Approaches for fast summation are based on different kinds of hierarchical approximations, like fast multipole and multigrid methods, or Fast Fourier Transforms, like the Ewald method. Our technique is developed in the multigrid framework. Two new algorithmic components are included: an adaptive technique for spreading a three-dimensional charge distribution to a space mesh, and a procedure for performing coarse-to-fine grid interpolation of the potential, force components, and their derivatives (grid-to-particle interpolation at the finest level) in a consistent fashion.

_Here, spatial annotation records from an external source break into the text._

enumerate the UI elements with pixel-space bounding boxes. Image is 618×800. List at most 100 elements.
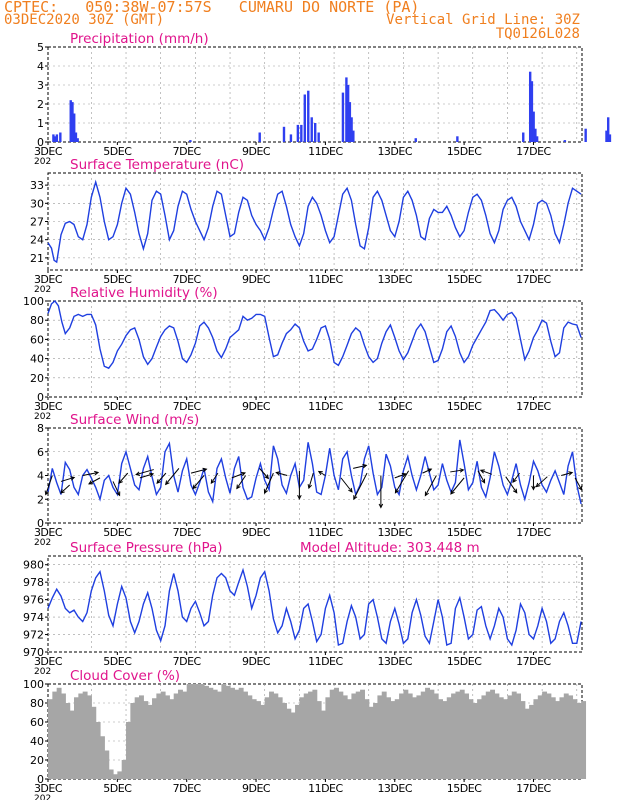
cloud-bar bbox=[524, 708, 530, 779]
cloud-bar bbox=[217, 691, 222, 779]
x-tick-label: 13DEC bbox=[377, 400, 412, 413]
series-line bbox=[47, 439, 582, 505]
wind-arrow-head bbox=[264, 474, 270, 480]
precip-bar bbox=[74, 132, 78, 142]
wind-arrow-head bbox=[275, 471, 281, 476]
y-tick-label: 100 bbox=[23, 678, 44, 691]
y-tick-label: 974 bbox=[23, 611, 44, 624]
header-line2-right: Vertical Grid Line: 30Z bbox=[386, 12, 580, 28]
wind-arrow bbox=[477, 470, 486, 483]
wind-arrow bbox=[561, 472, 573, 476]
cloud-bar bbox=[360, 689, 365, 779]
x-tick-label: 5DEC bbox=[103, 145, 132, 158]
x-year-fragment: 202 bbox=[34, 667, 51, 677]
cloud-bar bbox=[121, 760, 127, 779]
cloud-bar bbox=[260, 704, 266, 779]
x-tick-label: 5DEC bbox=[103, 782, 132, 795]
cloud-bar bbox=[130, 703, 136, 779]
cloud-bar bbox=[568, 695, 574, 779]
wind-arrow bbox=[353, 472, 368, 500]
wind-arrow-head bbox=[94, 470, 100, 476]
cloud-bar bbox=[351, 693, 357, 779]
y-tick-label: 980 bbox=[23, 559, 44, 572]
x-tick-label: 11DEC bbox=[308, 400, 343, 413]
y-tick-label: 100 bbox=[23, 295, 44, 308]
panel-frame bbox=[47, 555, 583, 653]
panel-title: Surface Temperature (nC) bbox=[70, 157, 244, 173]
wind-arrow-head bbox=[401, 472, 407, 478]
wind-arrow-head bbox=[394, 488, 400, 494]
x-year-fragment: 202 bbox=[34, 538, 51, 548]
cloud-bar bbox=[48, 699, 53, 779]
cloud-bar bbox=[143, 701, 149, 779]
cloud-bar bbox=[199, 684, 205, 779]
cloud-bar bbox=[334, 687, 339, 779]
cloud-bar bbox=[299, 697, 305, 779]
cloud-bar bbox=[368, 706, 374, 779]
y-tick-label: 3 bbox=[37, 79, 44, 92]
cloud-bar bbox=[542, 691, 548, 779]
wind-arrow-head bbox=[60, 489, 65, 494]
y-tick-label: 27 bbox=[30, 216, 44, 229]
cloud-bar bbox=[117, 771, 123, 779]
x-tick-label: 9DEC bbox=[242, 655, 271, 668]
precip-bar bbox=[296, 124, 300, 142]
panel-title: Surface Wind (m/s) bbox=[70, 412, 199, 428]
precip-bar bbox=[584, 128, 587, 142]
precip-bar bbox=[530, 81, 534, 142]
precip-bar bbox=[528, 71, 532, 142]
cloud-bar bbox=[113, 774, 118, 779]
x-tick-label: 3DEC bbox=[34, 526, 63, 539]
cloud-bar bbox=[212, 689, 218, 779]
y-tick-label: 20 bbox=[30, 372, 44, 385]
panel-title: Surface Pressure (hPa) bbox=[70, 540, 223, 556]
wind-arrow bbox=[60, 476, 75, 482]
x-tick-label: 11DEC bbox=[308, 782, 343, 795]
wind-arrow bbox=[450, 469, 464, 473]
cloud-bar bbox=[286, 708, 292, 779]
precip-bar bbox=[605, 130, 608, 142]
cloud-bar bbox=[381, 691, 387, 779]
cloud-bar bbox=[178, 689, 183, 779]
panel-2: 21 24 27 30 33 3DEC 5DEC 7DEC 9DEC 11DEC 13DEC 15DE… bbox=[30, 157, 583, 295]
cloud-bar bbox=[269, 691, 274, 779]
wind-arrow bbox=[139, 473, 154, 479]
x-year-fragment: 202 bbox=[34, 285, 51, 295]
cloud-bar bbox=[152, 698, 157, 779]
wind-arrow bbox=[112, 481, 121, 496]
cloud-bar bbox=[477, 699, 483, 779]
wind-arrow bbox=[82, 472, 99, 476]
precip-bar bbox=[59, 132, 62, 142]
x-tick-label: 3DEC bbox=[34, 273, 63, 286]
precip-bar bbox=[607, 117, 610, 142]
wind-arrow-head bbox=[427, 468, 433, 473]
wind-arrow bbox=[259, 468, 269, 479]
y-tick-label: 80 bbox=[30, 314, 44, 327]
x-tick-label: 7DEC bbox=[173, 655, 202, 668]
precip-bar bbox=[348, 102, 352, 142]
x-tick-label: 17DEC bbox=[516, 145, 551, 158]
wind-arrow bbox=[231, 472, 246, 479]
wind-arrow-head bbox=[210, 479, 216, 485]
wind-arrow bbox=[210, 472, 219, 484]
wind-arrow-head bbox=[479, 469, 485, 474]
precip-bar bbox=[69, 100, 72, 142]
x-tick-label: 15DEC bbox=[447, 655, 482, 668]
x-tick-label: 7DEC bbox=[173, 782, 202, 795]
wind-arrow-head bbox=[149, 472, 155, 478]
model-altitude-label: Model Altitude: 303.448 m bbox=[300, 540, 480, 556]
wind-arrow bbox=[276, 472, 288, 476]
cloud-bar bbox=[355, 691, 361, 779]
precip-bar bbox=[563, 140, 567, 142]
cloud-bar bbox=[485, 691, 491, 779]
precip-bar bbox=[532, 111, 535, 142]
cloud-bar bbox=[186, 684, 192, 779]
x-tick-label: 17DEC bbox=[516, 526, 551, 539]
cloud-bar bbox=[74, 697, 79, 779]
y-tick-label: 8 bbox=[37, 422, 44, 435]
y-tick-label: 0 bbox=[37, 391, 44, 404]
panel-frame bbox=[47, 172, 583, 271]
series-line bbox=[47, 567, 582, 647]
wind-arrow bbox=[394, 470, 410, 494]
precip-bar bbox=[282, 126, 286, 142]
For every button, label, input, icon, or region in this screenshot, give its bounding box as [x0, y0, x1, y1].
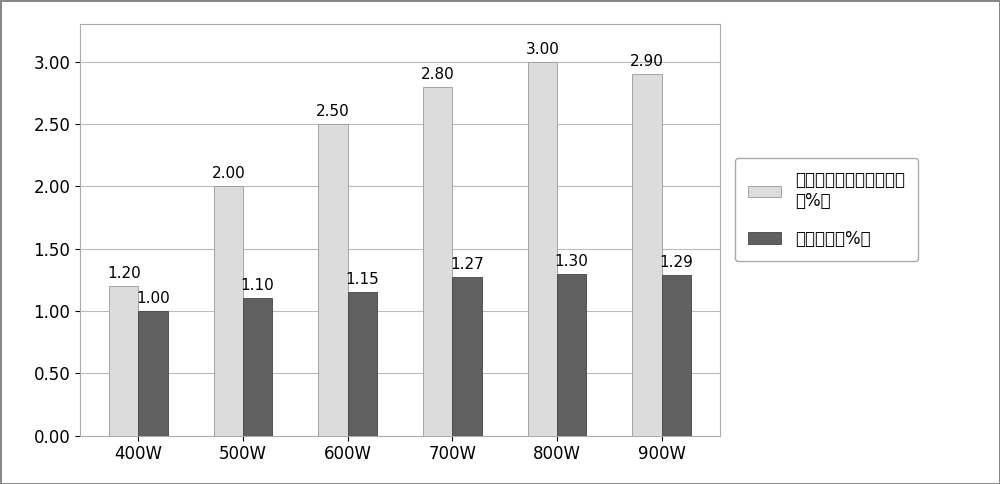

The adaptive mesh used in the spreading procedure contains two types of nodes: regular, positioned at nodes cubic grid, and flexible, one per cubic cell. Thus, the charges located in each grid cell are spread to these nine nodes. The method conserves charge, dipole, and quadrupole moments of cells.

Our interpolation procedure allows us to consistently interpolate the potential, force components, and their first spatial derivatives from eight nodes surrounding a rectangular cell to a point inside this cell. In such a way, the method achieves third-order accuracy overall for forces even though the stencil size is minimal.

The spreading and interpolation techniques are economical in computation time and storage due to the overlap design in the stencils. The low computational cost, combined with a suitable level of accuracy, makes the method attractive for fast summation procedures of the electrostatic potential and forces in dynamic simulations of biomolecular systems.